(BFI) – Le débat sur la dévaluation du franc CFA, permanent depuis plus de dix ans, est reparti de plus belle. La sortie du gouverneur de la Banque des Etats de l’Afrique centrale, le 12 mai dernier, donnant une lueur d’espoir aux économies concernées, peut-il faire cesser le doute ? Abbas Mahamat Tolli indique en substance, dans sa communication à ce sujet, qu’au regard des éléments techniques dont il dispose, il n’y a pas lieu de parler de dévaluation du franc CFA, du moins pas dans un proche avenir. Le patron de la BEAC estime que le niveau actuel de réserves de change peut couvrir près de cinq mois d’importations dans la sous-région. A ses yeux, cela est suffisant pour éloigner le spectre de la dévaluation du F CFA utilisé en zone CEMAC.

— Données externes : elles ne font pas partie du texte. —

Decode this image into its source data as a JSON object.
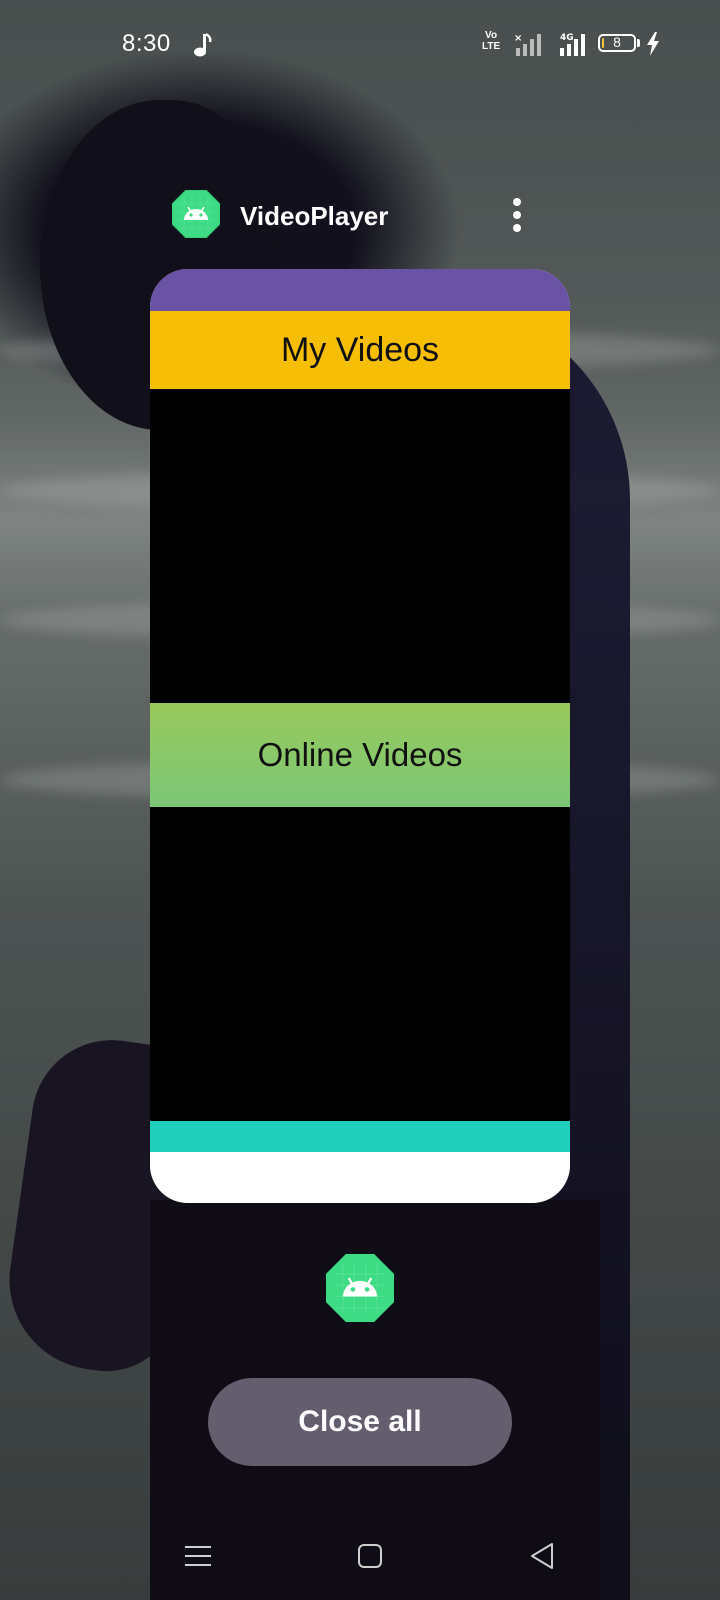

Le communiqué du 12 mai se veut d’ailleurs plus formel : « Au 10 mai 2020, les réserves de change de la BEAC se situent à 5 348,8 milliards de Fcfa, représentant près de cinq mois d’importations de biens et services, pour un taux de couverture extérieure de la monnaie de 74,16% ». Si les activités ne reprennent pas de manière effective et que les exportations ne reprennent pas non plus, les réserves de change actuelles ne vont-elles pas s’épuiser ? A la vérité, de quelle dévaluation voulons-nous parler : celle sous contrainte ou celle qui est volontaire ? La dévaluation, considérée comme le fait de baisser légèrement la valeur de sa monnaie, question d’avoir des prix attractifs face à des concurrents, n’est pas une mauvaise chose en soi. C’est la condition et les capacités à saisir les opportunités autour de cette opération qui font la qualité d’une dévaluation. En fait, c’est la structure d’une économie d’un pays ou des pays d’une communauté monétaire, qui détermine la gestion de sa monnaie. Quelles sont les raisons qui poussent l’Afrique centrale à effectuer une dévaluation ? Si c’est parce que les Etats membres de la sous-région, par exemple, ne disposent pas d’assez de réserves de change, on parlera d’une dévaluation sous contrainte. C’est une situation conjoncturelle défavorable qui les y contraint. Et cela serait en pure perte pour tous les acteurs économiques de la sous-région. Personne ne pourrait plus contrôler le volume des échanges commerciaux, ni le prix à l’exportation.
Par contre, si la dévaluation est bien préparée, volontaire et relève d’une stratégie, d’une astuce économique et commerciale, elle peut être un avantage. Parce que les pays de l’Afrique centrale seraient bien préparés à vendre plus, à réaliser plus d’exportations que d’importations. Pour répondre à cette hypothèse, en l’état actuel des choses, un certain nombre de questions s’imposent. Les économies de la sous-région Afrique centrale sont-elles bien structurées ? Se sont-elles préparées à avoir des structures de production robuste, forte et compétitive ? L’Afrique centrale est-elle capable de préparer une dévaluation de monnaie autonome et voulue, dans les conditions actuelles ? Autant de préoccupations auxquelles il faut apporter des réponses précises, avant de procéder à une dévaluation volontaire qui permettrait de se positionner sur les marchés. C’est une prévision. Elle devient quelque chose de préparé, de souhaité et de mesuré. La Chine a joué sur ce levier dans la guerre commerciale avec les Etats-Unis en 2019, en abaissant la valeur de sa monnaie (le yuan). Plus près de nous, le Nigeria a procédé à la dévaluation volontaire de sa monnaie (le naira) en 2017, pour écouler ses matières premières.
Au fond, le débat sur la dévaluation concerne dans une moindre mesure le citoyen lambda, qui, par exemple, consomme au quotidien le manioc produit localement. Précisément celui qui ne consomme pas ce qui vient de l’étranger. La dévaluation est au-dessus du consommateur des produits locaux. Les enjeux véritables se situent au niveau des Etats, des entreprises et de ceux qui ont des consommations extraverties. Bien formulée, elle est une astuce économique qui permet de vendre plus à des prix attractifs face aux concurrents.